In his FB account, Felongco said this was part of NAPC’s efforts to inform municipalities and provinces about the agency 3S program. He said nothing has been agreed upon yet but did not rule out more talks either.

This is a developing story whose ending I would like to see. You see, La Trinidad is part of a province that has been able to bring down poverty incidence to 3.5 per cent as of last count, among only a handful of LGUs nationwide that have been able to accomplish the feat. In contrast, the poverty incidence among population in Mindanao stands at 36.2 % as of 2018.

This, despite the lack of a major industry that sustains the economy as you would find in Davao where banana plantations and big corporations abound.

The mining industry in Benguet has long been in the doldrums with the closing of several mines. The tourism industry is also struggling.

But what seems to be keeping the economy in Benguet alive and the reason why no beggars abound is that everybody has something productive to do.

Where Davao farmers speak in terms of hectares, the predominantly vegetable and cutflower producers of Benguet have been making do on square meters of land.

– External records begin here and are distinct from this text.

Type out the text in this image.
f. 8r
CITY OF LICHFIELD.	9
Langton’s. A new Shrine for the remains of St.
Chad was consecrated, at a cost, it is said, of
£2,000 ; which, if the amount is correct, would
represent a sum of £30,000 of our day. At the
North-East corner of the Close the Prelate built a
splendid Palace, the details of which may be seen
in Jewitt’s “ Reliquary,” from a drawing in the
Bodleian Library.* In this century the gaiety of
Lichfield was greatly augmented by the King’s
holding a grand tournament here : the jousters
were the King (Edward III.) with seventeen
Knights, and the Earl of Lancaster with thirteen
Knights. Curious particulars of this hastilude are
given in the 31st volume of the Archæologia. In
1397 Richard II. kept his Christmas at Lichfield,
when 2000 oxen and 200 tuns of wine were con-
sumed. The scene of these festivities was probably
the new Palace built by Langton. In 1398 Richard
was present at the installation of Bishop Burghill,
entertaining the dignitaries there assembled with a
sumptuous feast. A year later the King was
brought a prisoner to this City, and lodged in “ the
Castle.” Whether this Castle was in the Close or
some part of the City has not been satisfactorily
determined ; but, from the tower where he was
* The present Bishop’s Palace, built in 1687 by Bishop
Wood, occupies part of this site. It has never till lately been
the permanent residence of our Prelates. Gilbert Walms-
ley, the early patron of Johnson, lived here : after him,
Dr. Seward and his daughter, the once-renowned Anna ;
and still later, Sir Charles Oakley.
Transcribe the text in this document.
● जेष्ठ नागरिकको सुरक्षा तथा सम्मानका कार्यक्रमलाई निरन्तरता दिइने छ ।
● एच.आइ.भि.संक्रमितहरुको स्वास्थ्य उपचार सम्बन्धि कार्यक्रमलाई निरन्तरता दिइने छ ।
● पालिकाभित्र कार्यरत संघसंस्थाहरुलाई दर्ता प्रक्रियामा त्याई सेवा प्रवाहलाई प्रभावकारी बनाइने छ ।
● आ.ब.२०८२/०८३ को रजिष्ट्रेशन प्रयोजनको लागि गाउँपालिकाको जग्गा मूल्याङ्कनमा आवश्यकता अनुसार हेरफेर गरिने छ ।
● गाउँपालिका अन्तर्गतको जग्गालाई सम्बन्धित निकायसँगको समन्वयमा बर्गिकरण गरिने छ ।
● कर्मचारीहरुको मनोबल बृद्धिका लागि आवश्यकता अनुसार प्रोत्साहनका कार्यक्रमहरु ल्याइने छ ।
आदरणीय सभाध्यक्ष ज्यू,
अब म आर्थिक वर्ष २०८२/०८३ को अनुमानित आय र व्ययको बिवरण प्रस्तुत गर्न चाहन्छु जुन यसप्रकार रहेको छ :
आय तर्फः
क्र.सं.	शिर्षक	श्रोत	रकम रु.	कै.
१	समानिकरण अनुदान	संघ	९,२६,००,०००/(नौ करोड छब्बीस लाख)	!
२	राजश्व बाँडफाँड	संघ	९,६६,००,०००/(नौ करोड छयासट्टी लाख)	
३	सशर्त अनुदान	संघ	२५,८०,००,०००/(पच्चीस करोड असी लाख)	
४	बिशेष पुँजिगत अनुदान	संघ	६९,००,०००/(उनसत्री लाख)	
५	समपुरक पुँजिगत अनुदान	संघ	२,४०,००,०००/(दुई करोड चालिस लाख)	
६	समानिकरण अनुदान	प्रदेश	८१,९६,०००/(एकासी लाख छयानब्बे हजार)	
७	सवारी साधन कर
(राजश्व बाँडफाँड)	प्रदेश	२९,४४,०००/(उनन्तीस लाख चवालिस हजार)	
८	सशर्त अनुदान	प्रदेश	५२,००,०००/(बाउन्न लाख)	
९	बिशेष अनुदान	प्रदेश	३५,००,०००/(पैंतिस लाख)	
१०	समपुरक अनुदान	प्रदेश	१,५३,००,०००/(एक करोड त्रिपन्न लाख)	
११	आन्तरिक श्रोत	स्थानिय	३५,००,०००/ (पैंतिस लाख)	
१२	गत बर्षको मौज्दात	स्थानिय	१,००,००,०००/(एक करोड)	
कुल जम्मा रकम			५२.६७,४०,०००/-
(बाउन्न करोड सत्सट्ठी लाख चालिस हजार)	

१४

Yet they are not complaining.

It is their industry, I believe, that has managed to bring down poverty to manageable levels. True, there are poor people among them but even these do have shelters to call their own and none so desperate as to resort to begging to survive.

Most impressive of all, LGUs mean it and practice it when they speak of good governance and public service. It is probably this reason why most LGU officials are respected in the province. Here is probably one of the places in the Philippines where local officials walk the streets without bodyguards, drink coffee in coffee shops in the company of common people, and live in residences sans high walls and monitors.
Local officials said people are contented and insurgency is practically non-existent.

The province of Benguet incidentally is also one of several provinces that inspired the crafting of NAPC’s Village Eco-Governance Development Program that sought to address climate change and poverty reduction. The meeting begins.